G.plot_signal(wavelet_at_node[:,2])
G.plot_signal(wavelet_at_node[:,1])
Example Plot some wavelets in the SBM model. Observe how wavelets first "diffuse" within the blocks before exploring the whole network
Filterbanks for compression : We are going to use the filterbanks 'Itersine' (which forms a tight frame). Some methods exist to 'tighten' the frame formed by the 'MexicanHat' for instance, but we will not look into this here.
m=5
g = filters.Itersine(G, Nf = m + 1)
eval_x = np.arange(0, G.lmax, G.lmax/1000)
y = g.evaluate(eval_x)
plt.plot(eval_x, y.T)
plt.plot(G.e, g.evaluate(G.e).T, '+')
plt.xlabel('$\lambda$')
plt.ylabel('filters')
plt.figure()
plt.plot(G.e, np.sum(np.power(g.evaluate(G.e).T,2),1), '+')
plt.ylim([0, 1])
(0, 1)
comp_level = 0.9 #a scalar between 0 and 1, 0 meaning no compression
x_toy_orig = - np.ones((G.N,))
ind_left = G.coords[:,0] < 0.5
x_toy_orig[ind_left] = 1
x_toy_noisy = x_toy_orig + 0.2 * np.random.randn(G.N)

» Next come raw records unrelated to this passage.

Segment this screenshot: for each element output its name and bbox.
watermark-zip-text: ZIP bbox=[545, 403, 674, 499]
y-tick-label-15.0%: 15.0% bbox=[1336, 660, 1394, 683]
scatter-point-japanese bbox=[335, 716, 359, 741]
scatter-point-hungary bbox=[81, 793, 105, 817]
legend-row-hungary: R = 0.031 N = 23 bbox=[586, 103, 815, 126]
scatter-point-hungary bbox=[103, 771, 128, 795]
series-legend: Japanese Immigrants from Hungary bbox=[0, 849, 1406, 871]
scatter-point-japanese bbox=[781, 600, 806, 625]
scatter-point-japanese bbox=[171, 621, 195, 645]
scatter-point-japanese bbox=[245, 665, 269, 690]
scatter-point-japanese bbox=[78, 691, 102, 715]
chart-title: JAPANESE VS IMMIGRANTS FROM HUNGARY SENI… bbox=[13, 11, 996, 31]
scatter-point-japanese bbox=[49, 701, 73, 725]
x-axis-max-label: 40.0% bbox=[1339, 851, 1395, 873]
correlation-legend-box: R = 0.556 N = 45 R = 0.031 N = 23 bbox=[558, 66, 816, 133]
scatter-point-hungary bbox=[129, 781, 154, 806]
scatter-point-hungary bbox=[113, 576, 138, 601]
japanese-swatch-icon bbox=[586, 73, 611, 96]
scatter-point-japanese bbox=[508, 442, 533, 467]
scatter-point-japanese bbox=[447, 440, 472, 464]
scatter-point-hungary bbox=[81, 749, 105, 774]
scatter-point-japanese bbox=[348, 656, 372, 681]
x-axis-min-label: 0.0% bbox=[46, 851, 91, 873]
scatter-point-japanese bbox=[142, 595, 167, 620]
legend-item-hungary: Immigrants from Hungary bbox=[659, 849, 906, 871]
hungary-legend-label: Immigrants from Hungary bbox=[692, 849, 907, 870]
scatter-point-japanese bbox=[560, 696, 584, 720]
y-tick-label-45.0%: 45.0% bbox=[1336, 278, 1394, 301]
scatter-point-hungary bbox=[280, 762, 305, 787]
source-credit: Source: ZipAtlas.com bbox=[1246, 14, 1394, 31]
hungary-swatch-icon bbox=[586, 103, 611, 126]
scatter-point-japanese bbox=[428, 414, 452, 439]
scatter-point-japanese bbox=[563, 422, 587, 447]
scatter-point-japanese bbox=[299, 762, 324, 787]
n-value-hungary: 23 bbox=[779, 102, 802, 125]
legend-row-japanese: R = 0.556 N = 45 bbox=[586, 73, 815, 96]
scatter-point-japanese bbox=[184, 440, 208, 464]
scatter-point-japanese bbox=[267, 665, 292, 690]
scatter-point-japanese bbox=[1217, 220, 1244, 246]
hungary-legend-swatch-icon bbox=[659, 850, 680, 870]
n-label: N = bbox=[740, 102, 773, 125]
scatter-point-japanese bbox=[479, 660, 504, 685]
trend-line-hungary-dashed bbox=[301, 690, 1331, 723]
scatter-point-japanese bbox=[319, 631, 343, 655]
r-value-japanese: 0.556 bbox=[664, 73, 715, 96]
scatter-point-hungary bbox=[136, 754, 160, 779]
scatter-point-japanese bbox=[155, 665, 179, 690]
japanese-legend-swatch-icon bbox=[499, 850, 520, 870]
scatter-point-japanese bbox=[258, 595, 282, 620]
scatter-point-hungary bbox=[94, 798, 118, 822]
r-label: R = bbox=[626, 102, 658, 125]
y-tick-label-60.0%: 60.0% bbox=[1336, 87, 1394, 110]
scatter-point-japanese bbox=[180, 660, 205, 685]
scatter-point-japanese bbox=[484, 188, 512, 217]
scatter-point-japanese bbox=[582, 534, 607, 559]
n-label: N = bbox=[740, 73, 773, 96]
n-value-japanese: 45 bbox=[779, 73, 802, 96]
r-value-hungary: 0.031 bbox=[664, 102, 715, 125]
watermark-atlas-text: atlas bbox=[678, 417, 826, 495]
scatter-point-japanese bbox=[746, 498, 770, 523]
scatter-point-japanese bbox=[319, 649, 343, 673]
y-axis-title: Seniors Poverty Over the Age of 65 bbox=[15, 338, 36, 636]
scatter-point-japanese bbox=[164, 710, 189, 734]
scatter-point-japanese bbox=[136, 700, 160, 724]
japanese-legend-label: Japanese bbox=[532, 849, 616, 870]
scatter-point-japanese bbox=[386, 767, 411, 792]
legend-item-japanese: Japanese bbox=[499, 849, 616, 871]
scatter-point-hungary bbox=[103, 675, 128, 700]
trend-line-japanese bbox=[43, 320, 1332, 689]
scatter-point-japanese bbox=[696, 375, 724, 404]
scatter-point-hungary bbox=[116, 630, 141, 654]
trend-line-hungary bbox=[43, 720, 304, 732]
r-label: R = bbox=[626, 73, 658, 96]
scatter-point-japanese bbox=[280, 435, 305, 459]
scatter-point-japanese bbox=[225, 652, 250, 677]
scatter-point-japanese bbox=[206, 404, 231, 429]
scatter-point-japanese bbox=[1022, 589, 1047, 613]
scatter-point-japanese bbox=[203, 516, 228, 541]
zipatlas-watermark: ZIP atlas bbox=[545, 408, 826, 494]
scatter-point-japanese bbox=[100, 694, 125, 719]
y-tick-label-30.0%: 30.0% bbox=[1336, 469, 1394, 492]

G.plot_signal(x_toy_noisy)
W_coeffs = g.filter(x_toy_noisy, method='exact')
n_coef = np.prod(W_coeffs.shape) # total number of scalars encoding the signal in the wavelet space
n_coef_comp = np.ceil((1 - comp_level) * n_coef).astype(int) # authorized number of scalars at specified compression level
# find the threshold under which we will set entries to 0:
sorted_coefs = np.sort(np.abs(W_coeffs), axis=None)
threshold = sorted_coefs[-n_coef_comp]
# the thresholded wavelet transform:
W_coeffs_th = W_coeffs.copy()
W_coeffs_th[np.abs(W_coeffs) < threshold] = 0
x_toy_recovered = g.synthesize(W_coeffs_th, method='exact')
G.plot_signal(x_toy_recovered)
print(str(np.linalg.norm(x_toy_recovered-x_toy_noisy)))
3.723880543137642
Exercise Plot the error of reconstruction vs the compression rate.
This is only one quick example of compression. Denoising may be done as well, etc.